Flowering usually occurs between November and March, during the Top End wet season, however flowers have been observed as early as October and as late as May. The flowers are deep-red or orange red and occur in dense clusters on long stiff stalks, which also arise from the base of the plant.

Fruit develop between November and March, and can linger until May. The fruit are red to black, fleshy capsules with three lobes. The mature fruit release a red-purple juice when crushed.

== Distribution and habitat ==
Found in the Top End of the Northern Territory, Northern Queensland and Papua New Guinea.
Occurs in open woodland habitats on gravelly or shallow lateritic soils and sandstone.

== Uses ==

=== Dyes ===
Indigenous Australians use this plant to make red, brown and purple dyes for coloring plant fibres.

The bulbous red root is chopped or crushed and boiled in water to release the red-brown dyes, while the purple shades are made from H. coccineum fruit.

Fibres such as the stripped leaves of Pandanus spiralis or the new leaves of Livistona humilis are added to the dye-bath, and later the colored fibre is used to make items such as baskets (Pandanus), string bags (Livistona) and fibre sculptures.

=== Other uses ===
Suitable as a bedding or edging plant in native gardens.

The fruits can be used in floral arrangements.

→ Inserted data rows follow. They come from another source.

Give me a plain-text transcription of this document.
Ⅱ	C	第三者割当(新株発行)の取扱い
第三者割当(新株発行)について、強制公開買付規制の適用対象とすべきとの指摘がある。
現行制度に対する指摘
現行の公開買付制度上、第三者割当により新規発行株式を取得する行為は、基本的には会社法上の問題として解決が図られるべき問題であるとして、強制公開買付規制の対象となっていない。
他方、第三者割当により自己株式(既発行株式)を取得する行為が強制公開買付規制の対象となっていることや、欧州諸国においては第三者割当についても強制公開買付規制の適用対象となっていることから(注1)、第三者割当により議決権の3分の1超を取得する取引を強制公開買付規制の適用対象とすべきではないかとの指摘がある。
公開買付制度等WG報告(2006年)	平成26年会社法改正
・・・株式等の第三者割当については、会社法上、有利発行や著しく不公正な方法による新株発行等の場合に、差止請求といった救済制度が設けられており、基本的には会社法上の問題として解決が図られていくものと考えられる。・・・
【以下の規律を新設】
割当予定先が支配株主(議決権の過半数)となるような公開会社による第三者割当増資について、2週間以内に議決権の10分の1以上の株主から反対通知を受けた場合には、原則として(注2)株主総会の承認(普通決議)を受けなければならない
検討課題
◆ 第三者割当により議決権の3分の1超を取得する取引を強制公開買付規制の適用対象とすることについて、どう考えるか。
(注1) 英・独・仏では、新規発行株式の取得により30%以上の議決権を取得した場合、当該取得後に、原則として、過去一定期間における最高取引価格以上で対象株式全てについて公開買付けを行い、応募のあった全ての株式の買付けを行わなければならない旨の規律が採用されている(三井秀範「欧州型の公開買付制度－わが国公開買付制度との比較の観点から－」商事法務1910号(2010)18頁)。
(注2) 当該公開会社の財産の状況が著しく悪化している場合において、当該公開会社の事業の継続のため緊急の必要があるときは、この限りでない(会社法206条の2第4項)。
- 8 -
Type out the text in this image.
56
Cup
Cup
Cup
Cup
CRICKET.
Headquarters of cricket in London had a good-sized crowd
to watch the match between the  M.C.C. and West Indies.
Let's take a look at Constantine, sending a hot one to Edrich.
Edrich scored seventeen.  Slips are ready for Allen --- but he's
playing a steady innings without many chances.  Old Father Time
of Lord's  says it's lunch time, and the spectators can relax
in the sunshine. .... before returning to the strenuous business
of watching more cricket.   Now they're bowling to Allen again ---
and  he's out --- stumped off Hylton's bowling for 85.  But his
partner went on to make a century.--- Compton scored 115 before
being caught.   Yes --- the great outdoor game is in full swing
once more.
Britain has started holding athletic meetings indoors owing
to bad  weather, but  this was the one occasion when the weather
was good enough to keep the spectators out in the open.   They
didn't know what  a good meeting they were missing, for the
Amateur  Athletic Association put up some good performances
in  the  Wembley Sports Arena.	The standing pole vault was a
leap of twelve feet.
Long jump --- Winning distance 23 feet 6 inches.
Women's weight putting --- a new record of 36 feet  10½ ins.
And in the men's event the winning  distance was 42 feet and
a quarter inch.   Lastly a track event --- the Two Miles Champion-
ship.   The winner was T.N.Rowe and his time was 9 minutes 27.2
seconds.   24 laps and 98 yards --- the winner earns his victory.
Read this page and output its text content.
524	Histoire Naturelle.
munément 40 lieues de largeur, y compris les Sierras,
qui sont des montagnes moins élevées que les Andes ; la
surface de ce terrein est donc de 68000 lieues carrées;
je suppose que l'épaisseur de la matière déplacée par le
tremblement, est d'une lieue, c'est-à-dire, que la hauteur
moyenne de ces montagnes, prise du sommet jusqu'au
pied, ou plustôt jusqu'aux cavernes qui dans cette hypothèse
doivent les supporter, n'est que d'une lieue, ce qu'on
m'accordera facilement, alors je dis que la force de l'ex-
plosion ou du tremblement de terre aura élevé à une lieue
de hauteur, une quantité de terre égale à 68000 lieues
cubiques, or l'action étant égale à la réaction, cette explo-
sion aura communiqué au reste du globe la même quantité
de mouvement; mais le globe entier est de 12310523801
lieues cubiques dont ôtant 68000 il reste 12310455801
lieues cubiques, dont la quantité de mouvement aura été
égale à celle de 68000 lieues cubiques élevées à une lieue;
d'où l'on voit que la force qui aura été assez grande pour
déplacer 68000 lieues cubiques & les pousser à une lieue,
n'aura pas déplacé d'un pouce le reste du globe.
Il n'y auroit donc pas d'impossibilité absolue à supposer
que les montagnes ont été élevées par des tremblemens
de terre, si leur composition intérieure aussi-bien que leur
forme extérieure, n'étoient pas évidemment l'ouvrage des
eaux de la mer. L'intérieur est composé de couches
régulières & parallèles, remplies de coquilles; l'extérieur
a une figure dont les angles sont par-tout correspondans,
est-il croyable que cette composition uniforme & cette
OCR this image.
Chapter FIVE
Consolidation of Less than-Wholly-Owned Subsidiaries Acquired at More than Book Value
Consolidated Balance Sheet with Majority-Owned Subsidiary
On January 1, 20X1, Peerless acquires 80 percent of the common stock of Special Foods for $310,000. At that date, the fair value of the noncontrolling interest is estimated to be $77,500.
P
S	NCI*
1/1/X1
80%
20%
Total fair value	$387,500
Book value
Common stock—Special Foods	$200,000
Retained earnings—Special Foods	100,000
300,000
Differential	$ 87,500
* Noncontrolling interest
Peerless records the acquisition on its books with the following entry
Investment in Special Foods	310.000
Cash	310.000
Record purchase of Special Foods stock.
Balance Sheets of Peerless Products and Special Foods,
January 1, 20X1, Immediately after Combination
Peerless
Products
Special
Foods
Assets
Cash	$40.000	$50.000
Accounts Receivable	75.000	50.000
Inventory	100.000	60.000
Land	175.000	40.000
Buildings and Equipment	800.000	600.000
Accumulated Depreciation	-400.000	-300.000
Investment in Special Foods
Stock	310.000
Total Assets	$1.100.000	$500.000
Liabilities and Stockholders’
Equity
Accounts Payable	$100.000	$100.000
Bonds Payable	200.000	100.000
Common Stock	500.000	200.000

Some sources report Indigenous Australians used the plant to treat snake-bite, and the dry stalks were used as fire-sticks.

== Propagation and cultivation ==
Haemodorum coccineum can be propagated from seed. Vegetative propagation can be achieved by dividing the bulbous root.

Plants prefer a well-drained sandy or gravelly soil and full sun. In the dry season the plant will usually die back, leaving the underground rootstock to regenerate later in the year.